Most potting mixes today contain large amounts of sphagnum peat moss, resulting in a relatively low pH that can cause many plants to show nutrient deficiency symptoms.  Notice I've said that about both low and high pH soils in the past two sentences?  That's because certain nutrients are more available within certain pH ranges, depending on the plant.  Azaleas are notorious for "liking" acidic soils, and will show chlorosis in alkaline soils, for instance. 

The conventional wisdom used to be that you should add a teaspoon or two of dolomitic limestone to your houseplants on a semi-regular basis in order to correct the pH drop associated with the breakdown of acidic components of the medium (peat, compost, leaf mold, etc.).  But today, most potting mixes are pH-corrected before they're packaged for sale and contain mainly peatmoss, so if you're thinking your mix is too acidic, it's always mandatory to have it tested before amending it further.  Otherwise, you could end up with a soil pH that is out of whack in the other direction (too alkaline), and since most tropical plants prefer a neutral to slightly acidic medium, that could spell trouble.

Dolomitic lime is good for adding calcium and magnesium to the medium, and because it's slow-acting, you can pretty safely add it to your plants' medium in small doses infrequently without doing harm.  Magnesium is an element that is critical to a lot of plant metabolic processes, especially nitrogen and phosphorus absorption.  So if there's a real shortage of Magnesium in your soil, Epsom salts are a quicker way of adding available Magnesium to the medium.

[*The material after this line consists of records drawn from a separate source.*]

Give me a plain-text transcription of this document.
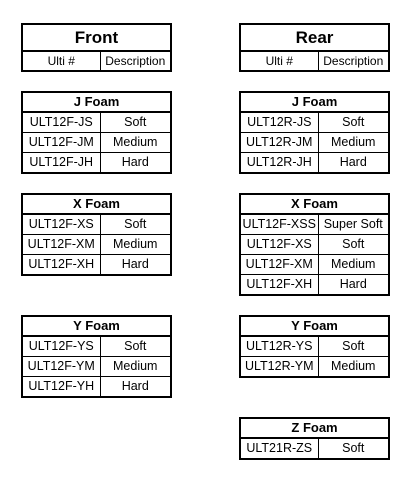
Front
Ulti #	Description
J Foam	
ULT12F-JS	Soft
ULT12F-JM	Medium
ULT12F-JH	Hard
X Foam	
ULT12F-XS	Soft
ULT12F-XM	Medium
ULT12F-XH	Hard
Y Foam	
ULT12F-YS	Soft
ULT12F-YM	Medium
ULT12F-YH	Hard
Rear
Ulti #	Description
J Foam	
ULT12R-JS	Soft
ULT12R-JM	Medium
ULT12R-JH	Hard
X Foam	
ULT12F-XSS	Super Soft
ULT12F-XS	Soft
ULT12F-XM	Medium
ULT12F-XH	Hard
Y Foam	
ULT12R-YS	Soft
ULT12R-YM	Medium
Z Foam
ULT21R-ZS	Soft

When you get your soil tested (your county agricultural extension agent is a good, cheap service for that), they will give you a printout of all of the major and minor elements present as well as pH and soluble salts (usually expressed as eC, or electrical conductivity), and often recommend what and how much to use to correct any deficiencies.  Go online and Google "county extension" and your locality name and you'll get the contact and location info.  Good questions!